Zoom has admitted having suspended several user accounts at the request of the Chinese government. Among them are those of the organizers of an event commemorating the Tiananmen massacre, an event widely censored by the State.

Zoom itself has admitted this in a statement. According to the US technology company, the local government reportedly informed the company that four were being organized massive events on the video conferencing platform to remember the events of June 4, 1989 in Tiananmen Square. The Executive requested that these calls and the accounts of the organizers be eliminated because it was a fact that did not comply with current legislation.

After verifying that in three of the four meetings there were participants residing in China, Zoom made the decision to suspend them and delete the accounts of the organizers. One of them currently lives in Hong Kong and the other two live in the United States. The firm ensures that their accounts have already been returned to them.
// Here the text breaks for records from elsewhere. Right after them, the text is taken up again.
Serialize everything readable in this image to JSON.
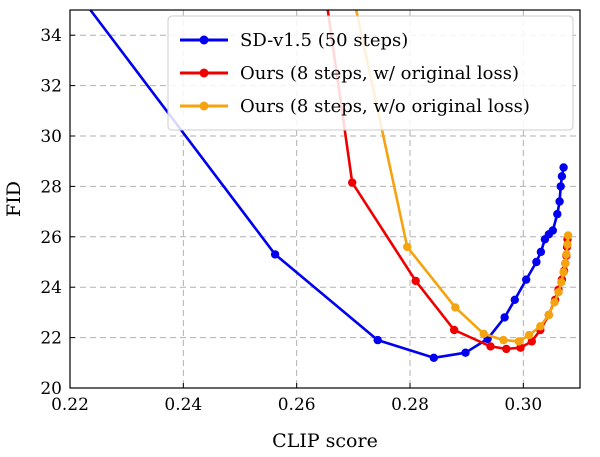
{
  "chart_data": {
    "type": "line",
    "title": "",
    "xlabel": "CLIP score",
    "ylabel": "FID",
    "xlim": [
      0.22,
      0.31
    ],
    "ylim": [
      20,
      35
    ],
    "xticks": [
      0.22,
      0.24,
      0.26,
      0.28,
      0.3
    ],
    "xtick_labels": [
      "0.22",
      "0.24",
      "0.26",
      "0.28",
      "0.30"
    ],
    "yticks": [
      20,
      22,
      24,
      26,
      28,
      30,
      32,
      34
    ],
    "ytick_labels": [
      "20",
      "22",
      "24",
      "26",
      "28",
      "30",
      "32",
      "34"
    ],
    "grid": true,
    "legend_position": "top-right",
    "series": [
      {
        "name": "SD-v1.5 (50 steps)",
        "color": "#0000ee",
        "marker_from": 1,
        "points": [
          [
            0.2236,
            35.0
          ],
          [
            0.2562,
            25.3
          ],
          [
            0.2743,
            21.9
          ],
          [
            0.2842,
            21.2
          ],
          [
            0.2898,
            21.4
          ],
          [
            0.2937,
            21.95
          ],
          [
            0.2967,
            22.8
          ],
          [
            0.2985,
            23.5
          ],
          [
            0.3005,
            24.3
          ],
          [
            0.3023,
            25.0
          ],
          [
            0.3031,
            25.4
          ],
          [
            0.3038,
            25.9
          ],
          [
            0.3045,
            26.1
          ],
          [
            0.3052,
            26.25
          ],
          [
            0.306,
            26.9
          ],
          [
            0.3064,
            27.4
          ],
          [
            0.3066,
            28.0
          ],
          [
            0.3068,
            28.4
          ],
          [
            0.3071,
            28.75
          ]
        ]
      },
      {
        "name": "Ours (8 steps, w/ original loss)",
        "color": "#ee0000",
        "marker_from": 1,
        "points": [
          [
            0.2655,
            35.0
          ],
          [
            0.2698,
            28.15
          ],
          [
            0.281,
            24.25
          ],
          [
            0.2878,
            22.3
          ],
          [
            0.2942,
            21.65
          ],
          [
            0.297,
            21.55
          ],
          [
            0.2995,
            21.6
          ],
          [
            0.3015,
            21.85
          ],
          [
            0.303,
            22.3
          ],
          [
            0.3045,
            22.9
          ],
          [
            0.3056,
            23.5
          ],
          [
            0.3062,
            23.9
          ],
          [
            0.3068,
            24.3
          ],
          [
            0.3072,
            24.65
          ],
          [
            0.3074,
            24.95
          ],
          [
            0.3076,
            25.25
          ],
          [
            0.3077,
            25.6
          ],
          [
            0.3078,
            25.9
          ]
        ]
      },
      {
        "name": "Ours (8 steps, w/o original loss)",
        "color": "#f5a30f",
        "marker_from": 1,
        "points": [
          [
            0.2705,
            35.0
          ],
          [
            0.2795,
            25.6
          ],
          [
            0.288,
            23.2
          ],
          [
            0.293,
            22.15
          ],
          [
            0.2965,
            21.9
          ],
          [
            0.2992,
            21.85
          ],
          [
            0.301,
            22.1
          ],
          [
            0.303,
            22.45
          ],
          [
            0.3045,
            22.9
          ],
          [
            0.3055,
            23.4
          ],
          [
            0.3062,
            23.8
          ],
          [
            0.3067,
            24.2
          ],
          [
            0.3071,
            24.6
          ],
          [
            0.3074,
            24.95
          ],
          [
            0.3076,
            25.3
          ],
          [
            0.3078,
            25.7
          ],
          [
            0.3079,
            26.05
          ]
        ]
      }
    ]
  }
}
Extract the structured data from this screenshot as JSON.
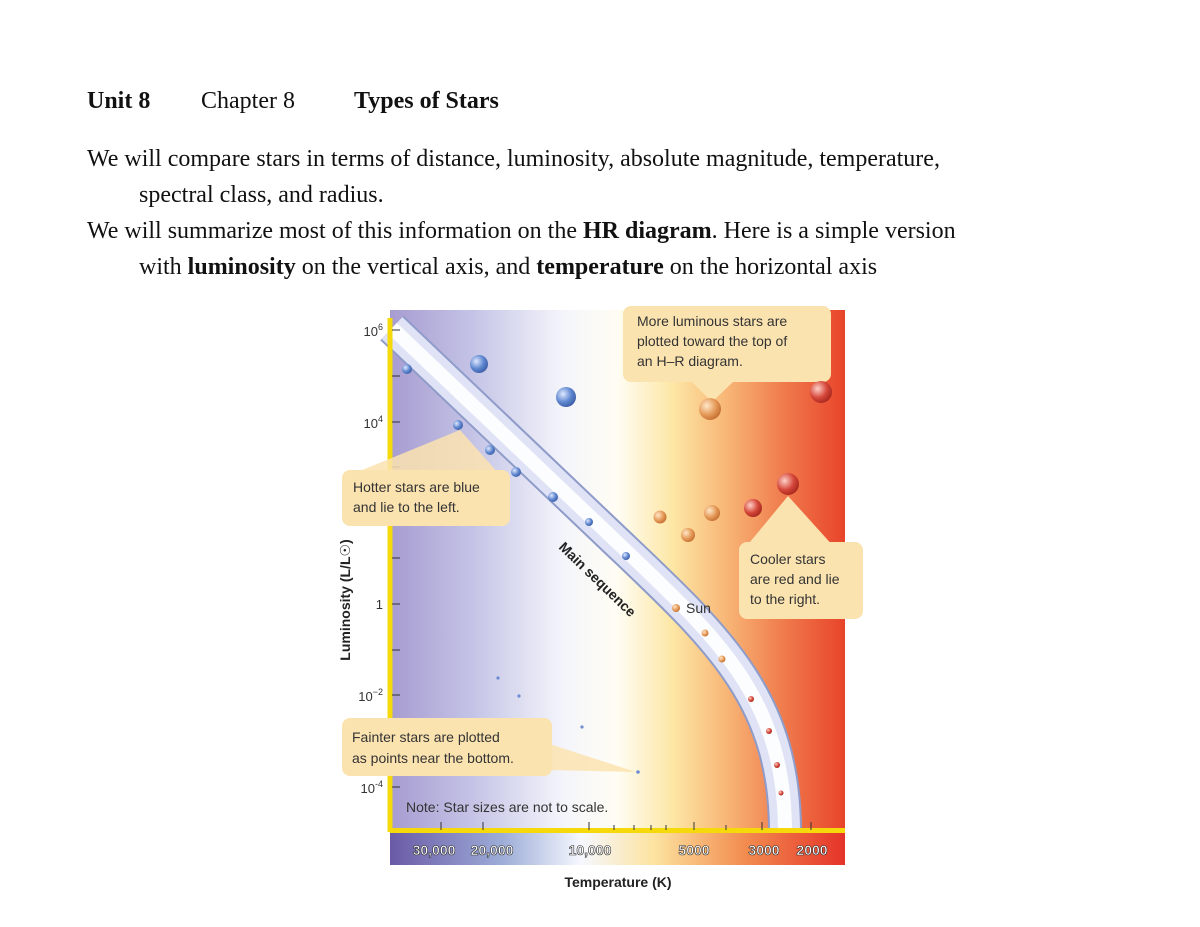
{
  "header": {
    "unit": "Unit 8",
    "chapter": "Chapter 8",
    "title": "Types of Stars"
  },
  "paragraph1": {
    "line1": "We will compare stars in terms of distance, luminosity, absolute magnitude, temperature,",
    "line2": "spectral class, and radius."
  },
  "paragraph2": {
    "line1_pre": "We will summarize most of this information on the ",
    "line1_bold": "HR diagram",
    "line1_post": ".  Here is a simple version",
    "line2_pre": "with ",
    "line2_bold1": "luminosity",
    "line2_mid": " on the vertical axis, and ",
    "line2_bold2": "temperature",
    "line2_post": " on the horizontal axis"
  },
  "diagram": {
    "y_axis_label": "Luminosity (L/L☉)",
    "y_ticks": [
      {
        "base": "10",
        "exp": "6"
      },
      {
        "base": "10",
        "exp": "4"
      },
      {
        "base": "1",
        "exp": ""
      },
      {
        "base": "10",
        "exp": "−2"
      },
      {
        "base": "10",
        "exp": "-4"
      }
    ],
    "x_axis_label": "Temperature (K)",
    "x_ticks": [
      "30,000",
      "20,000",
      "10,000",
      "5000",
      "3000",
      "2000"
    ],
    "main_sequence_label": "Main sequence",
    "sun_label": "Sun",
    "callouts": {
      "luminous": [
        "More luminous stars are",
        "plotted toward the top of",
        "an H–R diagram."
      ],
      "hotter": [
        "Hotter stars are blue",
        "and lie to the left."
      ],
      "cooler": [
        "Cooler stars",
        "are red and lie",
        "to the right."
      ],
      "fainter": [
        "Fainter stars are plotted",
        "as points near the bottom."
      ]
    },
    "note": "Note: Star sizes are not to scale.",
    "colors": {
      "hot": "#7d6fb5",
      "cool": "#e8442a",
      "callout": "#fbe3b0",
      "axis_bar": "#f5d90a"
    }
  }
}
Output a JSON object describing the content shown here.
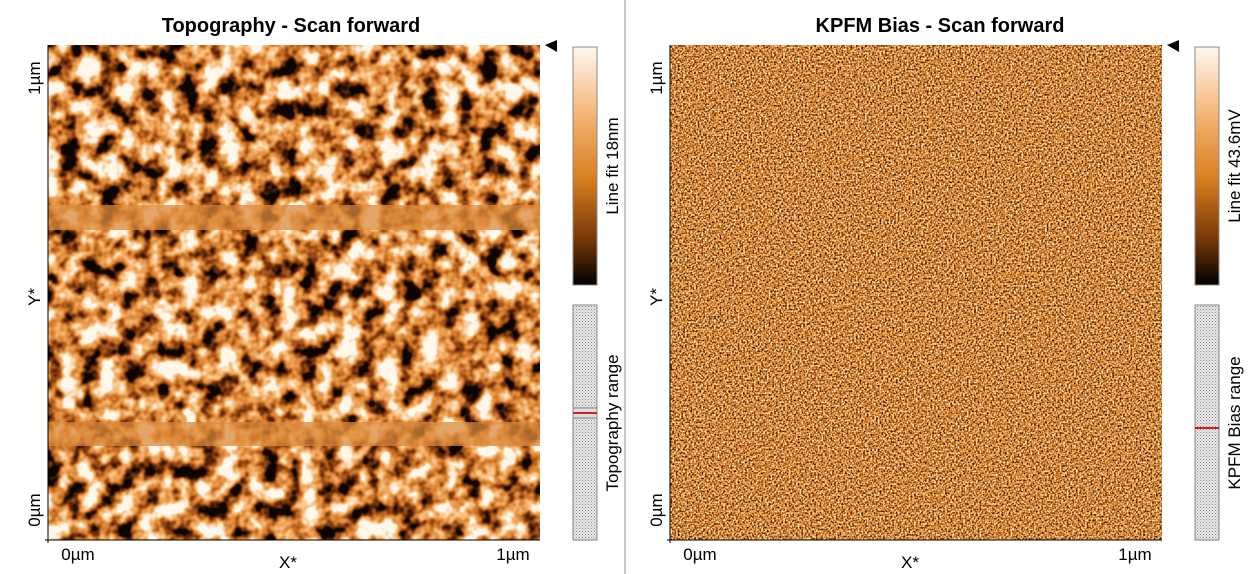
{
  "panels": [
    {
      "title": "Topography - Scan forward",
      "y_top": "1µm",
      "y_axis": "Y*",
      "y_bottom": "0µm",
      "x_left": "0µm",
      "x_axis": "X*",
      "x_right": "1µm",
      "colorbar_label": "Line fit 18nm",
      "range_label": "Topography range"
    },
    {
      "title": "KPFM Bias - Scan forward",
      "y_top": "1µm",
      "y_axis": "Y*",
      "y_bottom": "0µm",
      "x_left": "0µm",
      "x_axis": "X*",
      "x_right": "1µm",
      "colorbar_label": "Line fit 43.6mV",
      "range_label": "KPFM Bias range"
    }
  ]
}
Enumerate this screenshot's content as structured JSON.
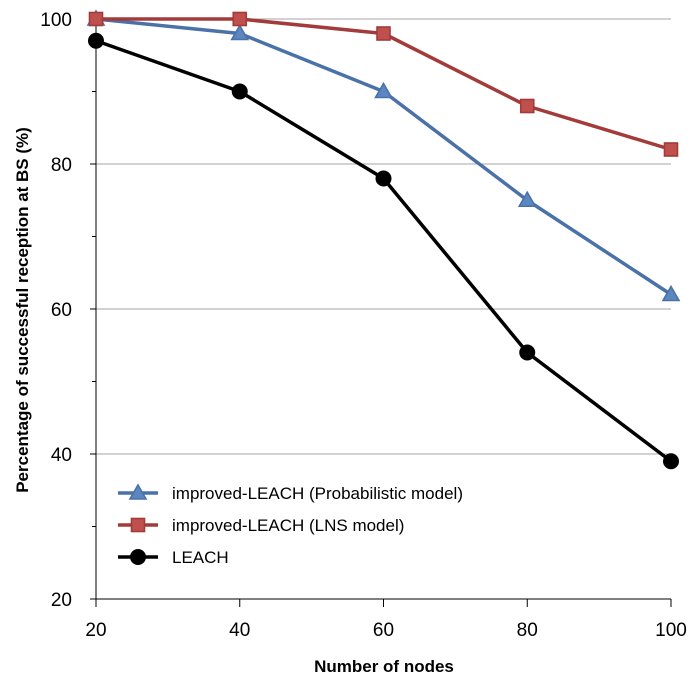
{
  "chart_data": {
    "type": "line",
    "title": "",
    "xlabel": "Number of nodes",
    "ylabel": "Percentage of successful reception at BS  (%)",
    "x": [
      20,
      40,
      60,
      80,
      100
    ],
    "xlim": [
      20,
      100
    ],
    "ylim": [
      20,
      100
    ],
    "xticks": [
      "20",
      "40",
      "60",
      "80",
      "100"
    ],
    "yticks": [
      "20",
      "40",
      "60",
      "80",
      "100"
    ],
    "grid": "horizontal major lines",
    "legend_position": "lower-left",
    "series": [
      {
        "name": "improved-LEACH (Probabilistic model)",
        "values": [
          100,
          98,
          90,
          75,
          62
        ],
        "color": "#4a72a8",
        "marker": "triangle"
      },
      {
        "name": "improved-LEACH (LNS model)",
        "values": [
          100,
          100,
          98,
          88,
          82
        ],
        "color": "#a23b39",
        "marker": "square"
      },
      {
        "name": "LEACH",
        "values": [
          97,
          90,
          78,
          54,
          39
        ],
        "color": "#000000",
        "marker": "circle"
      }
    ]
  }
}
According to Axios, about 250 people attended one of the events, including mothers of students killed during the event. Its organizer was Zhou Fengsuo, a student present at the 1989 revolt.

Censorship in China

Zoom is one of the platforms that has grown the most in use and popularity during the coronavirus pandemic. Its video calling solution has been adopted by both individuals and institutions as a means of communication for personal work matters. All this, in addition, despite its multiple security problems. Some that from the company will not solve with an end-to-end encryption, precisely, to be able to collaborate with the authorities if required.

The conference service is now singing the mea culpa, and claims to be working so that these situations do not happen again. From the same they affirm that they are going to improve their “global policy” and will develop a technology to eliminate or block specific participants depending on geographic location. “This will allow us to comply with requests from local authorities when they determine that activity on our platform is illegal within their borders,” they explain.

The news comes shortly after it is known that Apple has removed two podcast aggregator apps from the App Store in China on government requests. According to the reports, they have refused to remove content that would be considered illegal in the territory.